[Linux-cluster] umount hang and assert failure

Tue Nov 23 16:43:04 UTC 2004

On Tue, 2004-11-23 at 03:14, Patrick Caulfield wrote:
> On Tue, Nov 23, 2004 at 11:50:23AM +0800, David Teigland wrote:
> > 
> > On Mon, Nov 22, 2004 at 12:44:07PM -0800, Daniel McNeil wrote:
> > 
> > > The full stack traces are available here:
> > > http://developer.osdl.org/daniel/gfs_umount_hang/
> > 
> > Thanks, it's evident that the dlm became "stuck" on the node that's not
> > doing the umount.  All the hung processes are blocked on the dlm's
> > "in_recovery" lock. 
> 
> There also seems to be a GFS process with a failed "down_write" in dlm_unlock
> which might be a clue. It's not the in_recovery lock because that's only held
> for read during normal locking operations so it must be either the res_lock or
> the ls_unlock_sem. odd as those are normally only held for very short time
> periods.

More info.  I rebooted the cl031 the node not doing the umount
but hung doing the cat of /proc/cluster/services.  The 1st node
saw the node go away, but the umount was still hung.  I was expecting
the recovery from the death of this node to clean
up any locking problem.

I rebooted the 2nd node and started the tests over again last night.
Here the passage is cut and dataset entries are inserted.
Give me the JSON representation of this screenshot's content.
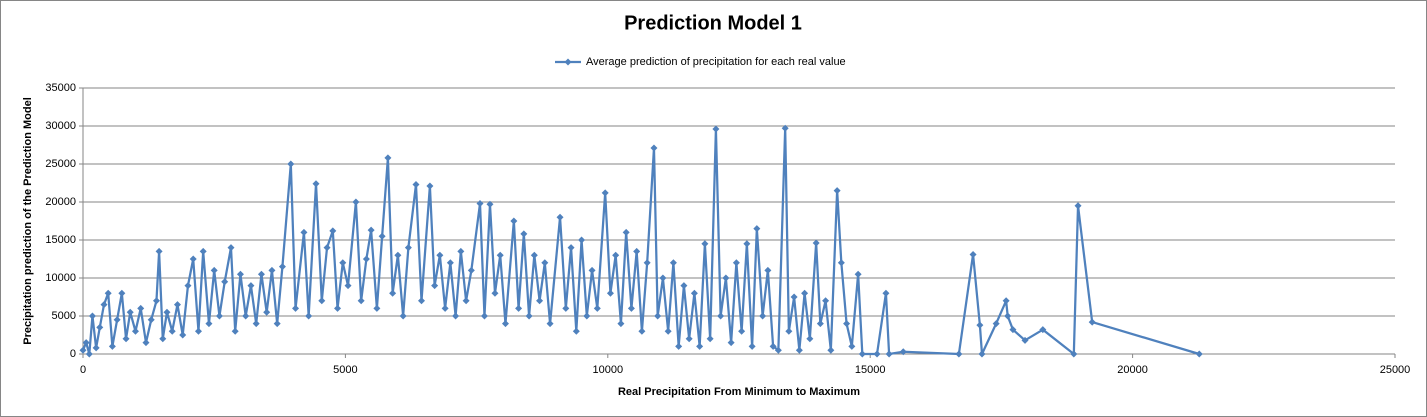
{
  "chart_data": {
    "type": "line",
    "title": "Prediction Model 1",
    "x_label": "Real Precipitation From Minimum to Maximum",
    "y_label": "Precipitation prediction of the Prediction Model",
    "xlim": [
      0,
      25000
    ],
    "xticks": [
      0,
      5000,
      10000,
      15000,
      20000,
      25000
    ],
    "ylim": [
      0,
      35000
    ],
    "yticks": [
      0,
      5000,
      10000,
      15000,
      20000,
      25000,
      30000,
      35000
    ],
    "grid": true,
    "legend": "top",
    "x": [
      0,
      60,
      120,
      180,
      250,
      320,
      400,
      480,
      560,
      650,
      740,
      820,
      900,
      1000,
      1100,
      1200,
      1300,
      1400,
      1450,
      1520,
      1600,
      1700,
      1800,
      1900,
      2000,
      2100,
      2200,
      2290,
      2400,
      2500,
      2600,
      2700,
      2820,
      2900,
      3000,
      3100,
      3200,
      3300,
      3400,
      3500,
      3600,
      3700,
      3800,
      3960,
      4050,
      4210,
      4300,
      4440,
      4550,
      4650,
      4760,
      4850,
      4950,
      5050,
      5200,
      5300,
      5400,
      5490,
      5600,
      5700,
      5810,
      5900,
      6000,
      6100,
      6200,
      6345,
      6450,
      6610,
      6700,
      6800,
      6900,
      7000,
      7100,
      7200,
      7300,
      7400,
      7565,
      7650,
      7755,
      7850,
      7950,
      8050,
      8210,
      8300,
      8400,
      8500,
      8600,
      8700,
      8800,
      8900,
      9090,
      9200,
      9300,
      9400,
      9500,
      9600,
      9700,
      9800,
      9950,
      10050,
      10150,
      10250,
      10350,
      10450,
      10550,
      10650,
      10750,
      10880,
      10950,
      11050,
      11150,
      11250,
      11350,
      11450,
      11550,
      11650,
      11750,
      11850,
      11950,
      12060,
      12150,
      12250,
      12350,
      12450,
      12550,
      12650,
      12750,
      12840,
      12950,
      13050,
      13150,
      13250,
      13380,
      13450,
      13550,
      13650,
      13750,
      13850,
      13970,
      14050,
      14150,
      14250,
      14370,
      14450,
      14550,
      14650,
      14770,
      14850,
      15130,
      15300,
      15360,
      15630,
      16690,
      16960,
      17090,
      17130,
      17400,
      17590,
      17620,
      17720,
      17950,
      18290,
      18880,
      18960,
      19230,
      21270
    ],
    "series": [
      {
        "name": "Average prediction of precipitation for each real value",
        "color": "#4f81bd",
        "values": [
          500,
          1500,
          0,
          5000,
          800,
          3500,
          6500,
          8000,
          1000,
          4500,
          8000,
          2000,
          5500,
          3000,
          6000,
          1500,
          4500,
          7000,
          13500,
          2000,
          5500,
          3000,
          6500,
          2500,
          9000,
          12500,
          3000,
          13500,
          4000,
          11000,
          5000,
          9500,
          14000,
          3000,
          10500,
          5000,
          9000,
          4000,
          10500,
          5500,
          11000,
          4000,
          11500,
          25000,
          6000,
          16000,
          5000,
          22400,
          7000,
          14000,
          16200,
          6000,
          12000,
          9000,
          20000,
          7000,
          12500,
          16300,
          6000,
          15500,
          25800,
          8000,
          13000,
          5000,
          14000,
          22300,
          7000,
          22100,
          9000,
          13000,
          6000,
          12000,
          5000,
          13500,
          7000,
          11000,
          19800,
          5000,
          19700,
          8000,
          13000,
          4000,
          17500,
          6000,
          15800,
          5000,
          13000,
          7000,
          12000,
          4000,
          18000,
          6000,
          14000,
          3000,
          15000,
          5000,
          11000,
          6000,
          21200,
          8000,
          13000,
          4000,
          16000,
          6000,
          13500,
          3000,
          12000,
          27100,
          5000,
          10000,
          3000,
          12000,
          1000,
          9000,
          2000,
          8000,
          1000,
          14500,
          2000,
          29600,
          5000,
          10000,
          1500,
          12000,
          3000,
          14500,
          1000,
          16500,
          5000,
          11000,
          1000,
          500,
          29700,
          3000,
          7500,
          500,
          8000,
          2000,
          14600,
          4000,
          7000,
          500,
          21500,
          12000,
          4000,
          1000,
          10500,
          0,
          0,
          8000,
          0,
          300,
          0,
          13100,
          3800,
          0,
          4000,
          7000,
          5000,
          3200,
          1800,
          3200,
          0,
          19500,
          4200,
          0
        ]
      }
    ]
  }
}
This morning one node (cl030) got this:

cur_state = 2, new_state = 2
Kernel panic - not syncing: GFS: Assertion failed on line 69 of file
/Views/redhat-cluster/cluster/gfs-kernel/src/gfs/bits.c
GFS: assertion: "valid_change[new_state * 4 + cur_state]"
GFS: time = 1101174691
GFS: fsid=gfs_cluster:stripefs.0: RG = 65530

I'll upgrade to latest cvs and start the tests over.
Is there anything I can do to get more info when
this kind of thing happens?

Thanks,

Daniel